Angaben zu möglichen Standorten, die schließen könnten, machte VW weiterhin nicht. Der Konzern hatte zuvor erklärt, Werksschließungen wären nur die letzte Maßnahme, wenn es nicht gelinge, mit schnellen Maßnahmen gegenzusteuern. VW betreibt Autowerke in Wolfsburg, Emden, Osnabrück, Hannover, Zwickau und Dresden, hinzu kommen Komponentenfabriken in Kassel, Salzgitter, Braunschweig und Chemnitz.

Cavallo nennt Sparpläne „eine Bankrotterklärung“

Die Gesamtbetriebsratschefin von Volkswagen, Daniela Cavallo (49), hat „erbitterten Widerstand“ gegen mögliche Werksschließungen und Entlassungen zur Kostensenkung angekündigt. „Nie im Leben“, sagte sie auf der Betriebsversammlung laut Redemanuskript. Der Geschäftsführung der Marke VW und des Konzerns warf Cavallo Ideenlosigkeit vor: „Kosten schrubben, Werke schließen, betriebsbedingt kündigen“ – diese Antwort auf die Krise sei „nicht nur ein Armutszeugnis, das ist eine Bankrotterklärung“.

Cavallo sagte, der Betriebsrat teile die Analyse, „dass wir hier vor heftigen Problemen stehen“. Fabriken zu schließen, betriebsbedingt zu kündigen und Tarifeinschnitte durchzusetzen sei aber nur „in genau einem Szenario zulässig – und zwar dann, wenn das ganze Geschäftsmodell gestorben ist“. Dies sei aber nicht der Fall. Volkswagen kranke nicht an seinen deutschen Standorten und an den deutschen Personalkosten, sondern daran, „dass der Vorstand seinen Job nicht macht“, meinte Cavallo.

„Regelungswut und Dokumentationsirrsinn“

Sie forderte eine Rückkehr „in die Rolle der Technologieführerschaft“. Alles, was nicht relevant sei für die Technologieführerschaft, müsse überdacht werden.

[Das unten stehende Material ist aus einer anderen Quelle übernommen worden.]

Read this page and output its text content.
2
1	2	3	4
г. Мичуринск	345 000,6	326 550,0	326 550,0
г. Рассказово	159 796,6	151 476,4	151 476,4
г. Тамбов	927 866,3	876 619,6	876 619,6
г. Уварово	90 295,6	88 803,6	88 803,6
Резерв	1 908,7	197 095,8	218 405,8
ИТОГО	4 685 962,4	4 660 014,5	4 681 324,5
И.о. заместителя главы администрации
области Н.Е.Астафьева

Die Komplexität „muss runter, unsere Regelungswut müssen wir angehen, wir müssen unseren Dokumentationsirrsinn abstellen und die vielen doppelten und dreifachen Prozesse zur Absicherung“. Das sei Aufgabe des Managements.

„Wenn Krise ist“ beim Autobauer, dann gehe es nicht nur um die 120.000 Beschäftigten in der Volkswagen AG, sagte Cavallo weiter. „Es geht um Niedersachsen. Es geht um Deutschland.“ Sie appellierte zudem an die „Volkswagen-Kultur“, wo Probleme „partnerschaftlich“ gelöst würden. Wenn sich die Geschäftsführung davon verabschiede, bekomme sie es mit dem erbitterten Widerstand der Belegschaft zu tun.